Guarda-roupa: Francisco & Luís, Associados.

Dança: Francisco Luís.

Personagens:

- Alzira;

- Carlos;

- O Tolo;

- Madame (X);

- Rio;

- Os socalcos e a sombra dos socalcos;

 

 

Primeiro Acto:

(o Tolo descobre que pensa)

(junto ao Tejo, um apito; AL Berto)

Tão triste

Mário…)

 

Quando me sento

Nesta pedra cinzenta

Às vezes

Lamento

Outras vezes

Invento

Que me sento

Nesta pedra cinzenta,

 

Às vezes

Acredito

Que dito

O que penso

Quando não penso

E descubro que penso

Que descubro que me fica lindamente

Este lenço em seda

Com que me enforco

E bordado pela inocência,

(Alzira aproxima-se, descreve um semicírculo de cento e oitenta graus,

Toca-me, e pergunta-me)

Porque pensas

Carneirinho

Soldado do monte

Do pasto

Das cabras amansadas

Quando ao longe

Regressam os Cacilheiros de Almada,

Não penses

Carneirinho

Não penses que as cabras

Que saltam de poiso em poiso,

(começa a orquestra: duas palmadas no rabo e um travessão, ponto paragrafo, na sua mão, Alzira, treme de frio ou de outra coisa qualquer, em pleno Agosto…)

 

Carneiro não pensa

Carneiro nasceu para sofrer

Para foder

Ser fodido

E acabar num pote em ferro

À meia-noite

Em ponto,

(o parvo do Carlos desliga o interruptor, apagam-se as estrelas, e apalpamo-nos uns aos outros como Deus nos apalpou e comeu)

 

Começa o dia

Começa o dia e o gajo descobre que pensa

Que existe

Pois claro

Mário de Sá-Carneiro

Pensava.

Um tiro nos miolos…

Florbela

Que era Espanca

Que era tão bela,

Três tentativas,

Duas falhadas,

Uma,

A correcta.

 

Abro a porta.

(Alzira corre pela seara do trigo desejo em que ela tantas tardes, adormeceu nos braços do Tolo)

 

Não corras

Alzira

Corre tu

Carlos

Não corras

Corras

O risco

De ser Tolo

E pensar.

 

Segundo Acto:

(o Tolo apaixona-se pela floresta)

(as calças que me deram hão-de ajustar-se à medida do meu corpo…, AL Berto)

 

Estavam a floresta o rio os socalcos e as sombras dos socalcos

Estavam todos á conversa

(batem à porta da biblioteca, Madame (X), abre a porta numa rotação de trinta e cinco graus anti-horário, espreita e sorri, quem será esta, penso)

Todos nós nos calamos

Calou-se o Tolo

Calou-se o rio

Calaram-se os socalcos e as sombras dos socalcos

Uma voz em gritos

Agora podemos começar

Começamos então

Uns que se sentam

Outros tantos que se levantam

Menos os que morrem

E aqueles que partiram

Ficamos nós

Aqui em conversa

Dentro desta biblioteca

(o Tolo, sim, Madame, ela que andava à procura do livro de AL Berto

“O Medo”

(perguntei-lhe se já tinha ido procurar na casa de banho, ofendeu-se, respondeu-me mal e acusou-me de assedio…)

E “O Medo” lá está

Por aí anda

Mas o que a Madame (X) queria saber

O que ela queria

Saberia

O outro

Que não eu.

(Alzira acaba de pisar uma mina num qualquer musseque em Angola)

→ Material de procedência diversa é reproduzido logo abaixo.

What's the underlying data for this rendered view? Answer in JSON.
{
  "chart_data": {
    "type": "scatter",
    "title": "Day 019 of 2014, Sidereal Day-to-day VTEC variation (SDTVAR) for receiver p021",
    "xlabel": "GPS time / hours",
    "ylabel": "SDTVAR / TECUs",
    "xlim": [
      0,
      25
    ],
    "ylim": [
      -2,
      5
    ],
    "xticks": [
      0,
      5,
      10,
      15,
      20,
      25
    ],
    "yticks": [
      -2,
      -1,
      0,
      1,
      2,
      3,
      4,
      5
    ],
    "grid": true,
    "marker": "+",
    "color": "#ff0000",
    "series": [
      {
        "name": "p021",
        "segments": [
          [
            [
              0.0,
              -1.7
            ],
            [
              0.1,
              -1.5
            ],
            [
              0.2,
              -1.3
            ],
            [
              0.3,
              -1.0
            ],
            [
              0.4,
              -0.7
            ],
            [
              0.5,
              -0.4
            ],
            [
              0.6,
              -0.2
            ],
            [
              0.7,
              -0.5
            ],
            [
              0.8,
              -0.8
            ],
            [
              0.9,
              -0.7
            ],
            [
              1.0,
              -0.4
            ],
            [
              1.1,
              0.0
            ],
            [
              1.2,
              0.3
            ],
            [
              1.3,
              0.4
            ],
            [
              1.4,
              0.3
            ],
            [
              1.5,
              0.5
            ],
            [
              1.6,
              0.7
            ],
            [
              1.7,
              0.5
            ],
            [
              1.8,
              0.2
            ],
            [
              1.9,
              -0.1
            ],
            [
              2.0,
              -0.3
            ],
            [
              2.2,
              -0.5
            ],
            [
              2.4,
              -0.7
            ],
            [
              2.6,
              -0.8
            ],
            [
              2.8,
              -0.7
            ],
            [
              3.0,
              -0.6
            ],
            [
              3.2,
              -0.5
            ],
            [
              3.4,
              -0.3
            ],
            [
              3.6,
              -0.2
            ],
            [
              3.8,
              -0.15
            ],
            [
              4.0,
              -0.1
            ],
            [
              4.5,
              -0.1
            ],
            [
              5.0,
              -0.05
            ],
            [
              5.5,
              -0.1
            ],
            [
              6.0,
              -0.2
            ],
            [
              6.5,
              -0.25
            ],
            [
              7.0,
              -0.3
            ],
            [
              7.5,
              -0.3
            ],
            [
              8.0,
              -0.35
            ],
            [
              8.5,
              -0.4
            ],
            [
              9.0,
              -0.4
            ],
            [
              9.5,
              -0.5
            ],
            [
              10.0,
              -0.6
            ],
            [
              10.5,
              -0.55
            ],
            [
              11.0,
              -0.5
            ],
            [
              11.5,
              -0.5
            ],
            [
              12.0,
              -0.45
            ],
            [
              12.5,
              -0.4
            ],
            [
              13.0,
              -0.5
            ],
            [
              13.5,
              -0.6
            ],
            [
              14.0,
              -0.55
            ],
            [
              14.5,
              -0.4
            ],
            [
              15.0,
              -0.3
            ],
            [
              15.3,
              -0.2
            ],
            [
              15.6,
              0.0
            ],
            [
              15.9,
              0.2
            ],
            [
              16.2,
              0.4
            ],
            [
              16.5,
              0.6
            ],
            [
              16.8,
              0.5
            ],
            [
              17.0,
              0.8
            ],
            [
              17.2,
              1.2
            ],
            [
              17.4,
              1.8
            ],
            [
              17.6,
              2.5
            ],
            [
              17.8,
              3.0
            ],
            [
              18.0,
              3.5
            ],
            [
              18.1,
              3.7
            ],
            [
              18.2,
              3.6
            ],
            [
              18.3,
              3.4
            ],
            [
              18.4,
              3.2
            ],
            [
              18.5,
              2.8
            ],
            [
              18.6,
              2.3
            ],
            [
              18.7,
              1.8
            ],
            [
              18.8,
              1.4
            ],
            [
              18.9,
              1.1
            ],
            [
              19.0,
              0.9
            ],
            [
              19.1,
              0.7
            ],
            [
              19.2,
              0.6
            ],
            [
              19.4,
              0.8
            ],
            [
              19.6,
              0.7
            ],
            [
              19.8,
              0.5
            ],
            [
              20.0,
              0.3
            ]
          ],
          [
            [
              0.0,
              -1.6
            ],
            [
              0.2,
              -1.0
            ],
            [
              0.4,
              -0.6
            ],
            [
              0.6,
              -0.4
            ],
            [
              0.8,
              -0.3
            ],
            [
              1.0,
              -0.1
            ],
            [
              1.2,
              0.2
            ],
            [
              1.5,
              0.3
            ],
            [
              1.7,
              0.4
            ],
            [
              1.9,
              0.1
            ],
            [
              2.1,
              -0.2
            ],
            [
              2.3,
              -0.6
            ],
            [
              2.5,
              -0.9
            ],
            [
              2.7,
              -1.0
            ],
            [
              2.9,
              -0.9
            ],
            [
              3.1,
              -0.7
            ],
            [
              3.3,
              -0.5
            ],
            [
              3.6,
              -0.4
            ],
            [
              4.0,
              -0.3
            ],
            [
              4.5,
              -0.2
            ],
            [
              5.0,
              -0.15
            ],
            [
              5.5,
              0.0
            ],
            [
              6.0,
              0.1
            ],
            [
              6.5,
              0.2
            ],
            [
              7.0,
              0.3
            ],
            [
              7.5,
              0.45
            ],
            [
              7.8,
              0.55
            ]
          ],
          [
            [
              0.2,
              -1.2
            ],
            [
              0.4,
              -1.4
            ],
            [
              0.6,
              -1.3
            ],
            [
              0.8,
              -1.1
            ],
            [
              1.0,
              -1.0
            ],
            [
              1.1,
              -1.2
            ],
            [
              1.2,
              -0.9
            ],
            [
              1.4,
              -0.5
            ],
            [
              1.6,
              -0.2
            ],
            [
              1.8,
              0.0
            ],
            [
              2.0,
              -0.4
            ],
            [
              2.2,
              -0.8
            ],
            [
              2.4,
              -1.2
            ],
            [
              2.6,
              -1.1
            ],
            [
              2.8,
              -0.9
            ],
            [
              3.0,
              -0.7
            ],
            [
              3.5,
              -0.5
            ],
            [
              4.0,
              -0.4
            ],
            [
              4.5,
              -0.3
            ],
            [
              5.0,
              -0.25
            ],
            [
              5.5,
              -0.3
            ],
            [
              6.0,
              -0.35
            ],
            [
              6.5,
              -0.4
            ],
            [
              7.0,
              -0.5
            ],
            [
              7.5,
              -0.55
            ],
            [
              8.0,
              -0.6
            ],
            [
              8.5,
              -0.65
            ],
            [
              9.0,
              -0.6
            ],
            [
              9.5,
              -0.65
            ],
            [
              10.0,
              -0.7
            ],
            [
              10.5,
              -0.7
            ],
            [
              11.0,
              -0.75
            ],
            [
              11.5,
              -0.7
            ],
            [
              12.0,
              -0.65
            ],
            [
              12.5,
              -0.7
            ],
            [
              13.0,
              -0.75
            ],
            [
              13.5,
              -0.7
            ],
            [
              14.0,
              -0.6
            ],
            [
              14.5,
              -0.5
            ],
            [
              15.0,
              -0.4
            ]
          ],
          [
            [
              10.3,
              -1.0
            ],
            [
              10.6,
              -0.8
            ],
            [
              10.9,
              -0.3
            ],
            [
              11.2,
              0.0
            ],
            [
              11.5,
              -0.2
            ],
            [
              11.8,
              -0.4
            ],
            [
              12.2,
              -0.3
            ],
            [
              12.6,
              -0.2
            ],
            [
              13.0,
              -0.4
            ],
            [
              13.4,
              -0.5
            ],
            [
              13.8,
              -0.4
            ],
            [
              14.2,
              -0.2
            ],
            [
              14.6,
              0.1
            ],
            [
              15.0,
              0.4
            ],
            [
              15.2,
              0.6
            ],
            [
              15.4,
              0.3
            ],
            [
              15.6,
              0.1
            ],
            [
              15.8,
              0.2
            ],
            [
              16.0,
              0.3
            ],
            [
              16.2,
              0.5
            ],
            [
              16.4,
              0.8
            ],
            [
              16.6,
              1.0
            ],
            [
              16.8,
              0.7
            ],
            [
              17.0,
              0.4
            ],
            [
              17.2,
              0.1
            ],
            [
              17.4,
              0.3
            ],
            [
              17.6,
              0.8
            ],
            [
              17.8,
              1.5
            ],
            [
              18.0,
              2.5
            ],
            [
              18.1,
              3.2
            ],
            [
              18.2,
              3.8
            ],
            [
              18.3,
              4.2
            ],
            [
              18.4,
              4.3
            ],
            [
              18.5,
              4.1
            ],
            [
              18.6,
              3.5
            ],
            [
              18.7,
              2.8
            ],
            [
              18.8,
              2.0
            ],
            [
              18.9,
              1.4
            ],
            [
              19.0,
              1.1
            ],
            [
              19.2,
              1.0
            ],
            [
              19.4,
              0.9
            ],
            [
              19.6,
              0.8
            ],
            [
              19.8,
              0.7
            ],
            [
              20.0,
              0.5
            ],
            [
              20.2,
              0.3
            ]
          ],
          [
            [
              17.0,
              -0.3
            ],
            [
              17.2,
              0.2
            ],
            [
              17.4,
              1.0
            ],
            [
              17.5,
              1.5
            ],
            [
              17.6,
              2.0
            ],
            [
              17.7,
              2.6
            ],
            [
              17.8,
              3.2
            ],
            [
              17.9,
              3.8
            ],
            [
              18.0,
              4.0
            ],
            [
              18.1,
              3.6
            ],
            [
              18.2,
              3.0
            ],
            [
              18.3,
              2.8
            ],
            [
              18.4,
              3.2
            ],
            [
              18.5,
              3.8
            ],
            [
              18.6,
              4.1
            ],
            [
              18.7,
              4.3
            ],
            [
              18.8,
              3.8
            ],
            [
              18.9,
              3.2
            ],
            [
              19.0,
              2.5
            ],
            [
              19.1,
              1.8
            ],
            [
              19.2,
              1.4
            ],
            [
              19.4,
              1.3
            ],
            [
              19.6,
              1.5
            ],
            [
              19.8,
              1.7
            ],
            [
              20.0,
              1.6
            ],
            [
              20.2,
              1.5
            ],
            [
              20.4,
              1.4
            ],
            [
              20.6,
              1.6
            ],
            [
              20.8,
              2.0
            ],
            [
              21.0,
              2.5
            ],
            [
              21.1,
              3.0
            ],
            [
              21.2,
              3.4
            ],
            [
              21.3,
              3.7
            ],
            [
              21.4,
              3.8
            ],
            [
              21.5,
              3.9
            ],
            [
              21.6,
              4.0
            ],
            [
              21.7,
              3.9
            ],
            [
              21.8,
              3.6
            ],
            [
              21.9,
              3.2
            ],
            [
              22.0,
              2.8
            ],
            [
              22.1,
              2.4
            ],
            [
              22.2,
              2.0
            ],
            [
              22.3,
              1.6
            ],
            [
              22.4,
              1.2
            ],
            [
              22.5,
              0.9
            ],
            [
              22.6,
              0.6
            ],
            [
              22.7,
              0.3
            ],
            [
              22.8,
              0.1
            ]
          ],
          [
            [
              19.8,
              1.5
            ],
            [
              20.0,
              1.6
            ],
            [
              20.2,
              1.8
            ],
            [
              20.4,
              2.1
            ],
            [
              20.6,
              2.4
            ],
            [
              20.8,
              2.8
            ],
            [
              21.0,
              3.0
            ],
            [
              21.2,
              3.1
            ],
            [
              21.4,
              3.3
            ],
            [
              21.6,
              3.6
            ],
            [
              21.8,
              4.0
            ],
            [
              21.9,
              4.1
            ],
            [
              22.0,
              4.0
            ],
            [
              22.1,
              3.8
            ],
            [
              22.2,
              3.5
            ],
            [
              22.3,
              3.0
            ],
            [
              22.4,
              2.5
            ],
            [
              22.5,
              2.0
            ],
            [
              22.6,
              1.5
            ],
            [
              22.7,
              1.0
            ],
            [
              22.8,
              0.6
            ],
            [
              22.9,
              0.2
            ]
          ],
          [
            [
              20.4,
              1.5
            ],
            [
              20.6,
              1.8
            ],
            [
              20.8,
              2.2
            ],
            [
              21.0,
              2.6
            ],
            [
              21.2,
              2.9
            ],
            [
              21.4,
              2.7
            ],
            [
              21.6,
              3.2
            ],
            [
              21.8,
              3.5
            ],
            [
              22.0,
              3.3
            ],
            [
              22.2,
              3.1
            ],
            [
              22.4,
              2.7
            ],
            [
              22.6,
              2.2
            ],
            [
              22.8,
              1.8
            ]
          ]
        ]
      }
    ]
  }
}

(a orquestra suavemente, ergue-se por entre a plateia, uma jarra com flores, que tocam flauta, começam a mais linda melodia da noite; A Princesa.)

Os barcos

Os barcos atiram-se das prateleiras

Numeradas

Ficção

Poesia

Pintura

Engenharia

Tesão

E física nuclear,

(cabeças de esperma ressequido)

Do silêncio

A Madame (X)

Salta a janela

Mil e duzentos milímetros

Coisa pouca

Uma perna partida

E os ovários descaídos.

O Tolo

O Tolo beija loucamente a floresta

E descobre

Que além de pensar

Que além de…

Também ama.

 

Terceiro Acto:

(o Tolo é preso pelos leitores e pelas leitoras)

(mostram restos de esperma ressequido naquelas cabeças ocas…, AL Berto)

 

O Carlos, fugiu.

(antes de morrer, tremia de frio, e nunca mais tive notícias da Alzira)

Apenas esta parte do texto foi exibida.